Almond White and the Motley Castle
Vermont-native Almond A. White came to Minnesota after the Civil War and settled in Brainerd for a short time before moving to Moorhead in the early 1870s. White and business partner Solomon Comstock founded a real estate business that would grow into one of the largest real estate firms in the great northwest. On the day of his graduation in 1864 from Lawrence University in Wisconsin, Almond White enlisted in Company E of the 40th Wisconsin Volunteer Infantry Regiment. His regiment was one of the many regiments mustered that summer as Hundred Days Men--short-term, lightly trained troops who freed up veteran units from routine duty and allowed them to go to the front lines for combat purposes in an effort to end the war within 100 days.
White and the rest of the regiment served as picket guards around Memphis, Tennessee from June 14 to September 16, 1864. In August, the regiment successfully held back an attack by Confederate troops led by General Nathan B. Forrest. Forrest’s objective was to capture General Cadwallader Colden Washburn, who would acquire the Minneapolis Milling Company after the war. Minneapolis Milling later became the Washburn-Crosby Company and more recently, General Mills.
After the war, White worked in civil engineering before taking a job as an accountant in the auditor’s office of the Chicago and Northwestern Railway Company. After four years of working in the office, the company sent him to Kansas to establish and oversee the construction of new railroad lines. While in Kansas, he married Marian Knight and had two children.
White relocated his family to Brainerd in 1871-72, and then moved to Moorhead a few years later. There, he co-founded the Comstock and White Company, later known as the Northwest Land Company, in 1883 with lawyer Solomon G. Comstock. The company established town sites and sold land throughout Minnesota, the Dakotas, Montana, Idaho, Washington, and Oregon. One of the reasons for their enormous success was their relationship with James J. Hill. Hill used Comstock and White to construct new railway lines and establish town sites along those lines.

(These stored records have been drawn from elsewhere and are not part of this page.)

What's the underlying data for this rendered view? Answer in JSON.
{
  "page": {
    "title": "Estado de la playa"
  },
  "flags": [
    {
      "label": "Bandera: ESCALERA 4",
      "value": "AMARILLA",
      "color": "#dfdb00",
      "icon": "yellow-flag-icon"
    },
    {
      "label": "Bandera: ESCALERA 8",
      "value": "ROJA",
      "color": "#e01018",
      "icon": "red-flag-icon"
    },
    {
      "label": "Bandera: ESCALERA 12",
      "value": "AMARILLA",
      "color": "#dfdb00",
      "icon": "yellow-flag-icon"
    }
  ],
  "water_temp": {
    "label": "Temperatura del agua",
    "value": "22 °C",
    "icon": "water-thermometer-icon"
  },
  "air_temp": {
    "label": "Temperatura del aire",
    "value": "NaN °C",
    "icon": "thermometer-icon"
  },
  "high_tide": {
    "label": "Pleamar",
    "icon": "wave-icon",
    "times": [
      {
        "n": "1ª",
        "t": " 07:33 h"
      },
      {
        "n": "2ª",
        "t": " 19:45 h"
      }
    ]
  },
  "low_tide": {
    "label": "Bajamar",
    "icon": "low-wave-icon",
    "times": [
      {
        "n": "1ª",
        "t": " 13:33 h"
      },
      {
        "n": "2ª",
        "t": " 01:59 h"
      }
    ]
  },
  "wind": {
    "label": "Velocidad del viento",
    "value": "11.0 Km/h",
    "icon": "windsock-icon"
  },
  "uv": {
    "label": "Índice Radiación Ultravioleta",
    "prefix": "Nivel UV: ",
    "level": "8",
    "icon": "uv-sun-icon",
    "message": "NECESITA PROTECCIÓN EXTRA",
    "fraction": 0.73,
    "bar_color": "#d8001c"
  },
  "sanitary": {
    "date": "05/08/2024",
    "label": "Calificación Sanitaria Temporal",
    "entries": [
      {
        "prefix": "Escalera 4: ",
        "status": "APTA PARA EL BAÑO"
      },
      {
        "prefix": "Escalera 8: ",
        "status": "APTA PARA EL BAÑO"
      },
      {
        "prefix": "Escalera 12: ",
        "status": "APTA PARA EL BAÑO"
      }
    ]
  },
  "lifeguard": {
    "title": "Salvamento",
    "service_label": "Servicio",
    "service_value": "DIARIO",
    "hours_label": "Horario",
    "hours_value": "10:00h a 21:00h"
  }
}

The Minnesota and Dakota Northern Railroad Company was incorporated in March of 1879 to connect Moorhead to a more northerly point along the Red River. The line was constructed by Comstock and White, who received construction plans from the St. Paul, Minneapolis, and Manitoba Railway (later known as the Great Northern Railway). Comstock and White developed nine town sites along the line, constructed the line from Moorhead to Halstad, and provided the St. Paul, Minneapolis, and Manitoba Railway with free trackage, along with depot and yard sites from the land they acquired.
At the behest of Hill, White traveled to the Flathead Valley in Montana to locate a town site at the most scenic point of the valley. White spent ten days exploring the area. He eventually made a purchase of 1,600 acres of land for a town site to be known as Kalispell for Hill. White then organized and served as the Vice President of the Kalispell Townsite Company for 24 years.
Around 1890, White moved his family to St. Paul. They lived in the Ryan Hotel, then the Aberdeen, before moving into 644 Summit Avenue. While residing at the Ryan Hotel, White built an elegant Queen Anne style home at the eastern edge of Motley. It is believed that White built the house as a rural retreat shortly before his retirement.
The home was two stories with a full attic on the third level. A genteel porch wrapped around the front and side of the home. Below the bay of the dining room, a foundation stone containing the initials A.W. and the date 1902 are inscribed. A four-story octagonal tower with a metal, bellcast roof was placed in the front corner of the home; the top floor of the tower housed a sunroom. A 10-foot lightning rod sits atop the tower roof.
Inside, the first floor contained a large parlor, library, dining room, and kitchen. Bedrooms were upstairs. The attic featured gables and dormers, and a decorative keyed oval window in the front of the home.
It is not clear how often White visited the home, or how long he owned the property, but the home remains a showplace in the community. It was placed on the National Register of Historic Places in 1986.
After his retirement, White and his wife traveled overseas often. Their daughter, Cecilia, married the Consul and Ambassador of Italy in Monaco in November 1913. Marian died in Switzerland on March 9, 1930. Almond White died seven months later at the age of 86 in Blois, France.